The Ecologist has come a long way since it was launched in 1970 by Teddy Goldsmith (Zac's uncle). The first issue carried a picture of a man suffocating in a pile of rubble and featured lengthy reports on Eskimo culture, the unreported components of farm animal feed and the world's population explosion.
Although heralded as visionary, the magazine was widely regarded as being highly academic and geared principally towards those already versed in environmental thinking.
In 1997, the editor of 20 years, Nicholas Hildyard, left and the magazine was given to the Bristol-based International Society for Ecology and Culture. Zac Goldsmith was employed by the society and, following the departure of several key staff, became editor. He moved the title to London, pumped in significant investment and resources, and embarked on a process of modernisation. By 2003, circulation had doubled from its original 10,000. Today, it exceeds 30,000.
Thomas is determined to continue with The Ecologist's tradition of in-depth reporting, but recognises the importance of lighter material, and has increased the prominence of the magazine's "Green Pages", a section covering consumer and lifestyle issues, from organic wine and clothing, to fair trade food, eco-construction and gardening.
"This is very much a first step, to bring in aspects of consumer products in a very practical way, making it clear that when you [buy a product] it has health implications, resource implications, implications for food."
Despite the move, Thomas is keen to avoid becoming an ethical lifestyle publication: "I hate the word lifestyle. We are spoilt in the Western world in that we can choose a lifestyle. This is part of the problem, the use of resources, our dependence on everyone but yourselves to feed us, to transport us."
There is little doubt that the magazine continues to punch above its weight. It was at the forefront of exposing problems connected to the supposedly green technology of biofuel production – "we had that even before the UN published its report" – and was the first publication to investigate and report on an alleged cover-up over pollution at a Welsh quarry caused by the multinational Monsanto.
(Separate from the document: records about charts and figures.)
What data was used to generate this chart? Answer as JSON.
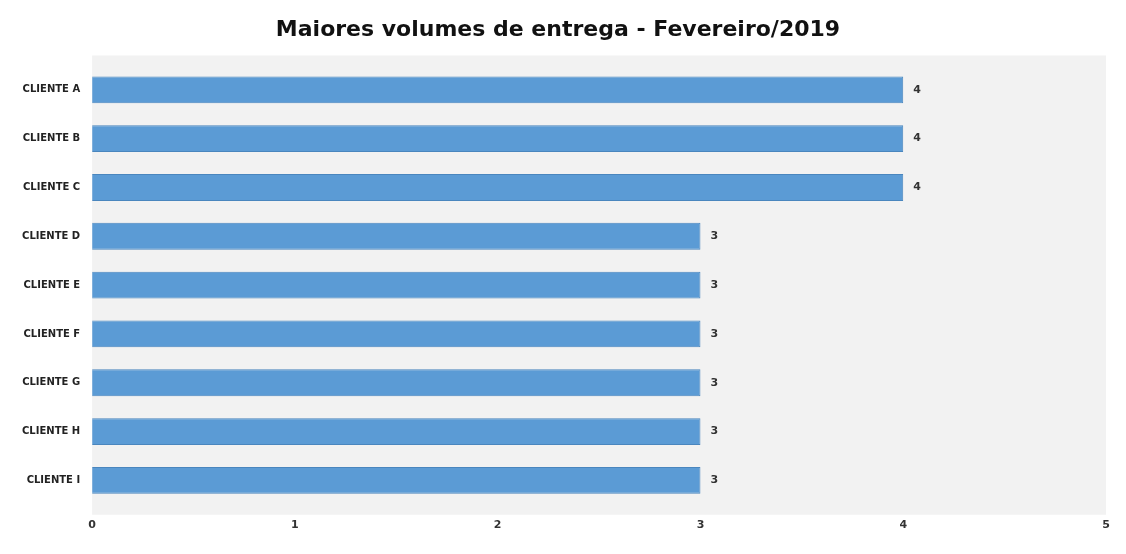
{
  "chart_data": {
    "type": "bar",
    "orientation": "horizontal",
    "title": "Maiores volumes de entrega - Fevereiro/2019",
    "categories": [
      "CLIENTE A",
      "CLIENTE B",
      "CLIENTE C",
      "CLIENTE D",
      "CLIENTE E",
      "CLIENTE F",
      "CLIENTE G",
      "CLIENTE H",
      "CLIENTE I"
    ],
    "values": [
      4,
      4,
      4,
      3,
      3,
      3,
      3,
      3,
      3
    ],
    "color": "#5b9bd5",
    "xlim": [
      0,
      5
    ],
    "xticks": [
      0,
      1,
      2,
      3,
      4,
      5
    ],
    "grid": false,
    "legend": false,
    "data_labels": true
  }
}
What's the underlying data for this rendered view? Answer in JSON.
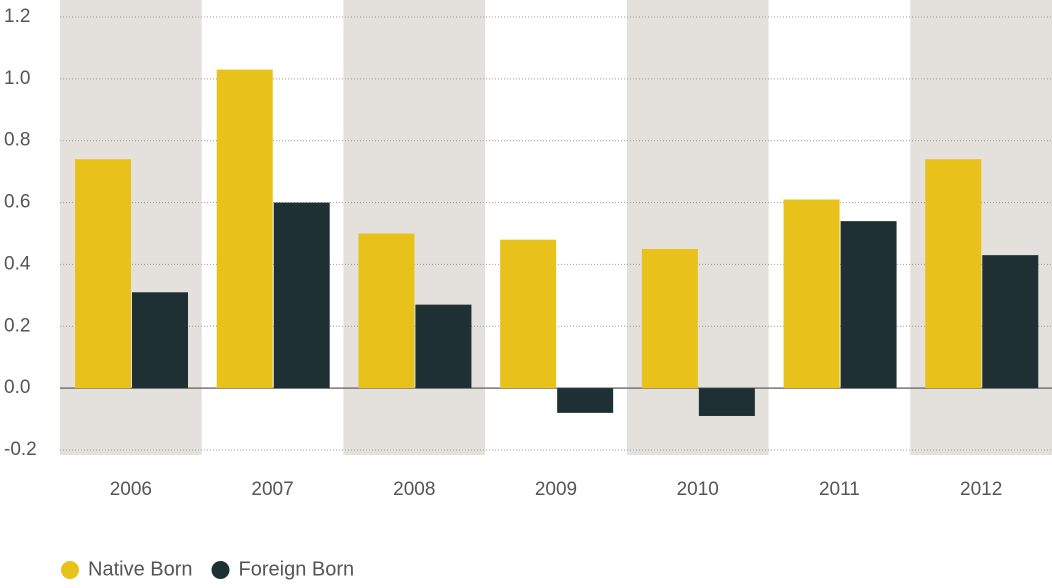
{
  "chart_data": {
    "type": "bar",
    "categories": [
      "2006",
      "2007",
      "2008",
      "2009",
      "2010",
      "2011",
      "2012"
    ],
    "series": [
      {
        "name": "Native Born",
        "color": "#e8c21a",
        "values": [
          0.74,
          1.03,
          0.5,
          0.48,
          0.45,
          0.61,
          0.74
        ]
      },
      {
        "name": "Foreign Born",
        "color": "#1f3035",
        "values": [
          0.31,
          0.6,
          0.27,
          -0.08,
          -0.09,
          0.54,
          0.43
        ]
      }
    ],
    "ylim": [
      -0.2,
      1.2
    ],
    "yticks": [
      -0.2,
      {
        "value": 0,
        "label": "0.0"
      },
      0.2,
      0.4,
      0.6,
      0.8,
      {
        "value": 1,
        "label": "1.0"
      },
      1.2
    ],
    "grid": true,
    "legend": "bottom-left"
  }
}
The story was all the more remarkable given that Monsanto was behind a decision by the magazine's printers in 1998 to pulp an entire edition during a legal dispute: "If there's one thing about us that people can trust it is that we'll stand nose to nose with anyone we believe is doing the wrong thing," she says.
Thomas believes that a reliance on corporate advertising in part explains the apparent unwillingness of the mainstream titles to confront wrongdoing in the corporate world. "We are independent, it's as simple as that. We rely on no advertising from corporate sponsors and have no-one directing policy about what we can and cannot print."
She accuses the mainstream media of conducting "tick box" journalism: "Climate change. Tick. Eco fashion. Tick. Energy-saving light bulbs. Tick. Loss of another species. Tick. As long as it gets a few column inches or a two-minute slot on the news the mainstream considers its debt to the environment is paid.
"The journalist writing about the environment in your newspaper this week will be doing 'man bites dog' stories next week. Environment is all we 'do' and we do it better than anyone else. So when you read The Ecologist you are way ahead of the curve in terms of the topics we cover and in terms of making sense of how it all connects."